SNP markers, co-dominant, bi-allelic, and evenly distributed in the whole genome, are highly valuable for molecular and genetic research, as well as modern breeding. However, only a few SNPs have been reported in Rhododendron species. From floral and foliar transcriptome of R. arboreum, 811 high-quality SNPs in 719 contigs have been found, including 55.2% transitions, 33.8% transversions, and 9.2% indels (Choudhary ). In this research, the C:G→T:A SNP was the main type in all four species, followed by T:A→C:G and T:A→A:T types, suggesting that these mutation types occurred more frequently in genomes of Rhododendron species. However, the least SNP types differed largely in the four species, inferring different gene mutation and molecular evolution occurred. In particular, base transitions were the highest SNP types, ranging from 57.692% (R. mariesii) to 60.901% (R. fortunei), which were in agreement with that of R. arboreum (60.2%) (Choudhary ). For InDel markers, the “deletion markers” were more than “insertion markers” in all four species, inferring that “deletion mutation” took place more frequently in Rhododendron species. In particular, InDels with length of 1–3 nt were the main types.

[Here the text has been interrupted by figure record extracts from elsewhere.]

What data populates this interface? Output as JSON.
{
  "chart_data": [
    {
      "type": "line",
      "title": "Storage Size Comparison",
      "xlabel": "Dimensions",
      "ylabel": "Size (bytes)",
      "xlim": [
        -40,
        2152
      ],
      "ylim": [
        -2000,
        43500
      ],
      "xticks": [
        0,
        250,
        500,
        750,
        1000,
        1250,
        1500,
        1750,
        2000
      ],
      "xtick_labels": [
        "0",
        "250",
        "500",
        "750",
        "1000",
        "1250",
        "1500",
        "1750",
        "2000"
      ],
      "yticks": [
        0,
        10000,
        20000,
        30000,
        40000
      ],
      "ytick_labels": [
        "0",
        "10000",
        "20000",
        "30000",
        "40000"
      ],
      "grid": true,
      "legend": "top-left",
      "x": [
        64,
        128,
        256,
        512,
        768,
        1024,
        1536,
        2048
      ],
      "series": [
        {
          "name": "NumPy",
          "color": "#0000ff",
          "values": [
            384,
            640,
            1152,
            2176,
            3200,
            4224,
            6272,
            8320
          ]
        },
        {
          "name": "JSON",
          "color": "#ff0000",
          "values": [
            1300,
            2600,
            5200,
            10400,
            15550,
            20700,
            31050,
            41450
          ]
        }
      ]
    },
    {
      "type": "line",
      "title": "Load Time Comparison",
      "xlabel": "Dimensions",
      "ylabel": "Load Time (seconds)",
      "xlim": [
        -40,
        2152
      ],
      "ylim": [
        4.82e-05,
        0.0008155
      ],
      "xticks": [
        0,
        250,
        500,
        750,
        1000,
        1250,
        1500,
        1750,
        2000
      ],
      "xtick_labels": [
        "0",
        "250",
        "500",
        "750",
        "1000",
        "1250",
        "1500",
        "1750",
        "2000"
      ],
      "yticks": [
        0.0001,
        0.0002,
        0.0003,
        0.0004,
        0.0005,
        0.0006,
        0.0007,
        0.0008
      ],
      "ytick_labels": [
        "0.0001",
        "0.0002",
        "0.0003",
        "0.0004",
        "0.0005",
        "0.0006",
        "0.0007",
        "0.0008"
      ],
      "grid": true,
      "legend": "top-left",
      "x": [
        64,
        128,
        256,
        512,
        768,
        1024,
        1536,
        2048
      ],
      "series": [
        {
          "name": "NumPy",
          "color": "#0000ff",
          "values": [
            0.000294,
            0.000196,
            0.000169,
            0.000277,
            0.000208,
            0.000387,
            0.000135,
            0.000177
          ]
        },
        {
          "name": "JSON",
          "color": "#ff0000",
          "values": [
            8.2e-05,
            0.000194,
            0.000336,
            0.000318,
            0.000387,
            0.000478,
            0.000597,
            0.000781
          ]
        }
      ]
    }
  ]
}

Widespread and long-lived species possess high genetic diversity (Wang ). Among the four Rhododendron populations, R. simsii had the highest genetic diversity (H: 0.767 ± 0.091), higher than that of R. decorum (H: 0.758 ± 0.048) and R. jinggangshanicum (H: 0.642 ± 0.200) (Li , Wang ). However, R. fortunei population had the lowest genetic diversity (H: 0.528 ± 0.199), which was still higher than that of Daviesia suaveolens (H: 0.274 ± 0.056) and Firmiana danxiaensis (H: 0.364 ± 0.019) (Chen , Young and Brown 1996). In all four species, heterozygote excess was observed, as outcross took place frequently. However, genetic diversity differed largely, which might be caused by species difference, as well as different adaptabilities to the same environmental selection pressures.

Beside serving as reference transcriptomes for Rhododendron species, these transcriptome data will facilitate gene discovery and functional genomics studies in Rhododendron. The newly identified microsatellite, SNP, and InDel markers possess important implications for constructing high-density genetic linkage maps, assessing germplasm polymorphism and evolution, marker assisted selection, cloning functional gene, as well as protection and utilization of wild Rhododendron germplasm resources.